El incidente, que ocurrió el pasado 4 de julio, volvió a estar en el centro de la escena judicial tras la reciente acusación formal contra Decastro. El hombre enfrenta cargos por homicidio involuntario, incendio imprudente con resultado de lesiones graves y tenencia ilegal de más de 50 kilos de explosivos peligrosos. Según la investigación, el acusado había adquirido el material a un vendedor sin licencia para realizar un despliegue personal en la vía pública.

De acuerdo con la Oficina del Fiscal del Condado de Orange, el acusado utilizó un «pastel» de pirotecnia de 400 dólares como cierre de su espectáculo. La falla del artefacto provocó que los morteros aéreos impactaran en una mesa donde se almacenaba más pirotecnia sin detonar, generando una reacción en cadena que alcanzó a la menor antes de que pudiera ponerse a resguardo. El incendio resultante requirió la intervención inmediata de los bomberos locales.

La postura de la familia de la víctima contrasta con la dureza del sistema judicial. Haley Nguyen, madre de la nena, manifestó públicamente que considera que lo ocurrido fue un accidente y prefirió no pedir un castigo para el hombre. Sin embargo, el fiscal de distrito, Todd Spitzer, fue tajante al respecto: «No hay nada accidental en comprar y encender fuegos artificiales ilegales. Las acciones tienen consecuencias».
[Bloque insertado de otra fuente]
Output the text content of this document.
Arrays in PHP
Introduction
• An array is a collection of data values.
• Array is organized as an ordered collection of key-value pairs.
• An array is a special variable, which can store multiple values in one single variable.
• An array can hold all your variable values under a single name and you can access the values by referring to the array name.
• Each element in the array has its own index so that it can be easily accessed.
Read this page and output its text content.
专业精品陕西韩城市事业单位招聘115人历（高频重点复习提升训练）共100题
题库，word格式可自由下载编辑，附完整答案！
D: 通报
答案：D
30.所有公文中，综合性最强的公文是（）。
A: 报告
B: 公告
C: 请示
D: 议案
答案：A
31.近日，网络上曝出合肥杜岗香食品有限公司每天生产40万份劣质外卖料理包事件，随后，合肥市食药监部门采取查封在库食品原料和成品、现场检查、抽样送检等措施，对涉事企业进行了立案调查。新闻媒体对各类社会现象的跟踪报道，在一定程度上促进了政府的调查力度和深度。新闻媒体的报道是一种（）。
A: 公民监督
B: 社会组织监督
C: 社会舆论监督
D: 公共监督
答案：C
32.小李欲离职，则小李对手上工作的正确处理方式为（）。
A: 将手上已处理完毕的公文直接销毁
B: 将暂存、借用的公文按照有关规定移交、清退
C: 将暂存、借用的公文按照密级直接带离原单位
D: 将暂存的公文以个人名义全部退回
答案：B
Este caso se convirtió en un llamado a la conciencia en Estados Unidos sobre el peligro que representa la manipulación de explosivos no autorizados. Desde la fiscalía enfatizaron que el trauma causado a la familia y la pérdida de una vida no pueden ser ignorados, buscando que este desenlace sirva como advertencia para que los ciudadanos prioricen la seguridad en las próximas celebraciones nacionales.